This is generally a good idea as it reduces the severity of data leaks since it isn't possible to leak passwords, and is often more convenient for users to just login with an existing account. However for privacy reasons, some people don't like logging in with their Facebook or Google accounts to some sites, or wish to keep themselves anonymous, or want to have multiple accounts. I feel like the best option would be to have both OAuth and your own authentication.
You certainly should read up on some OWASP articles before you attempt to implement your own authentication, as they cover most web vulnerabilities and describe them in detail. Here's one to start you off https://www.owasp.org/index.php/Authentication_Cheat_Sheet.
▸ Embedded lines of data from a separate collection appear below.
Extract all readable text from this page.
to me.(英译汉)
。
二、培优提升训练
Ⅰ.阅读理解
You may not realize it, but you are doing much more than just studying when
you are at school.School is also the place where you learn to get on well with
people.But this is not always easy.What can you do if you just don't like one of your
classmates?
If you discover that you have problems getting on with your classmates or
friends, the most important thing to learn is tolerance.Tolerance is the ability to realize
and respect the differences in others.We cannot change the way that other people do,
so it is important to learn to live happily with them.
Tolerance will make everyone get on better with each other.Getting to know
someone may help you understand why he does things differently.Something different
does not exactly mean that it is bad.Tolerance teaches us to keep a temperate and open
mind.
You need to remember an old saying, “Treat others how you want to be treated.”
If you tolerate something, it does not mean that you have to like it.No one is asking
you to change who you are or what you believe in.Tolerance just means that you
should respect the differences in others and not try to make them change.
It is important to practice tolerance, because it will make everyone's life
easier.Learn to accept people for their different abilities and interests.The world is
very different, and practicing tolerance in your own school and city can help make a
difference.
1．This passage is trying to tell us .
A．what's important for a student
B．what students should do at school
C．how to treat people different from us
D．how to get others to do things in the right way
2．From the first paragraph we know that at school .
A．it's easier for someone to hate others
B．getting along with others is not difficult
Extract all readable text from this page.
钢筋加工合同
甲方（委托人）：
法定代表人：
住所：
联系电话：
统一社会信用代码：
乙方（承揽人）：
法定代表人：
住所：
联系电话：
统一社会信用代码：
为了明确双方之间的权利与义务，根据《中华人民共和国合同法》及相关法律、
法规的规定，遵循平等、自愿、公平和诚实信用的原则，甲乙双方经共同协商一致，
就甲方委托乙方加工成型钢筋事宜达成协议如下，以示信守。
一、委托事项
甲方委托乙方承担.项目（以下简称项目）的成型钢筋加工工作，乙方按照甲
Unfortunately some small vulnerabilities aren't covered in the cheat sheet, such as timing attacks, which you can prevent by using constant time comparison functions.
Also I recommend using a hashing algorithm like scrypt, or bcrypt if scrypt is too memory intensive. Avoid using SHA or weaker hashing algorithms, as their use in authentication is often implemented incorrectly and can be brute forced relatively quickly. Algorithms like scrypt and bcrypt are intentionally resource intensive and slow to make brute forcing as slow as possible, and have a built in salt. scrypt is just a memory intensive variant of bcrypt to prevent brute forcing through the use of GPUs.